Coyle called, had a conversation shorter than Wells would have liked, clicked off.
“They’ll call back. They asked me how I liked the Four Seasons. They obviously knew the number. Got weird when I asked for Mendoz, said she didn’t meet new clients without a reference. I said her or no one. They asked me if I had proof of the money. I told them, Of course.”
“Sounds good. Now we wait. For them and Tarnes.”
Around 3 p.m., Wells’s phone buzzed. Tarnes.

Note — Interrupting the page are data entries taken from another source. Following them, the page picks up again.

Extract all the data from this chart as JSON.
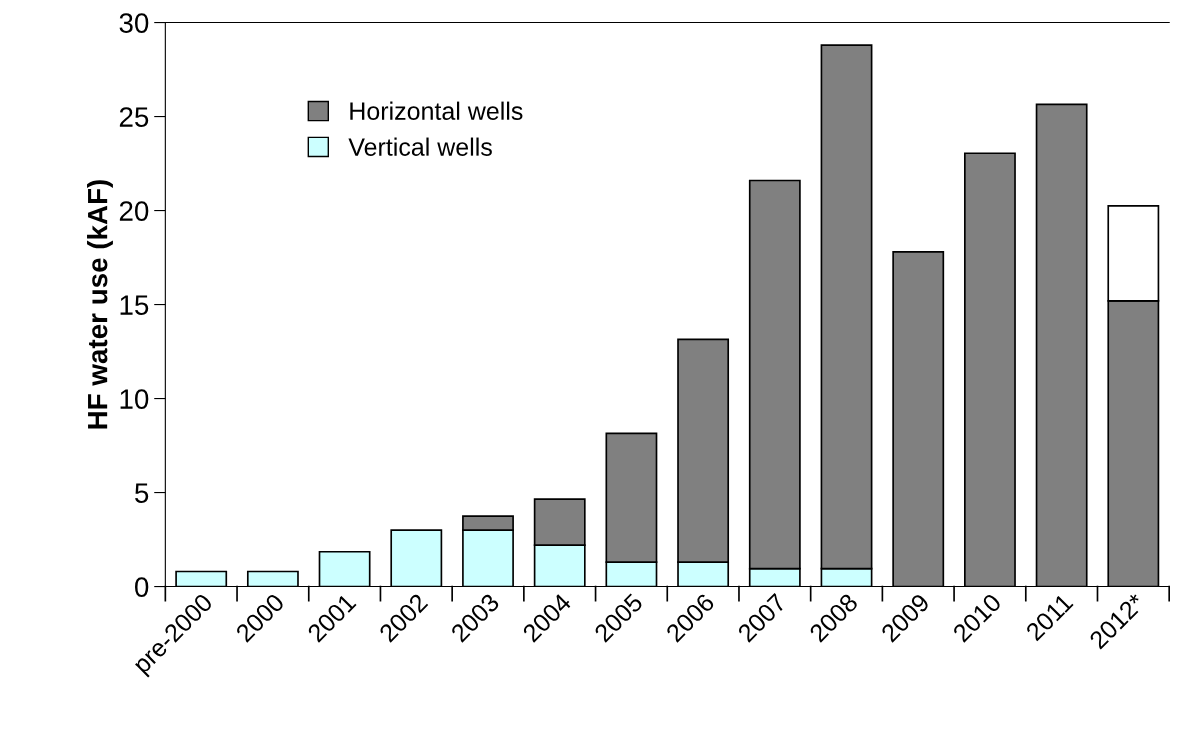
{
  "chart_data": {
    "type": "bar",
    "stacked": true,
    "ylabel": "HF water use (kAF)",
    "categories": [
      "pre-2000",
      "2000",
      "2001",
      "2002",
      "2003",
      "2004",
      "2005",
      "2006",
      "2007",
      "2008",
      "2009",
      "2010",
      "2011",
      "2012*"
    ],
    "series": [
      {
        "name": "Vertical wells",
        "color": "#ccffff",
        "values": [
          0.8,
          0.8,
          1.85,
          3.0,
          3.0,
          2.2,
          1.3,
          1.3,
          0.95,
          0.95,
          null,
          null,
          null,
          null
        ]
      },
      {
        "name": "Horizontal wells",
        "color": "#808080",
        "values": [
          null,
          null,
          null,
          null,
          0.75,
          2.45,
          6.85,
          11.85,
          20.65,
          27.85,
          17.8,
          23.05,
          25.65,
          15.2
        ]
      },
      {
        "color": "#ffffff",
        "values": [
          null,
          null,
          null,
          null,
          null,
          null,
          null,
          null,
          null,
          null,
          null,
          null,
          null,
          5.05
        ]
      }
    ],
    "ylim": [
      0,
      30
    ],
    "yticks": [
      0,
      5,
      10,
      15,
      20,
      25,
      30
    ],
    "grid": false,
    "legend": "top left"
  }
}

“A gentleman from the Royal Cayman Bank is going to call in the next ten minutes. He has some know-your-customer questions.”
“Meaning?”
“Meaning under the new anti-laundering rules, banks can’t just open accounts for anyone who walks in. The more money you want to deposit, the more questions they’re supposed to ask. An American bank, an account of this size, they’d want specifics about how you make your money. What business you’re in. Maybe even a tax return. If the Cayman bankers want access to the global money transfer system, they have to follow the same rules. In theory. In reality, the way it goes is, they ask. But if you won’t tell them, you say you don’t want to talk about your business, hint maybe you’re trying to move assets in front of a divorce, they’ll just go to the default question: Is the money from an illegal source? And you say?”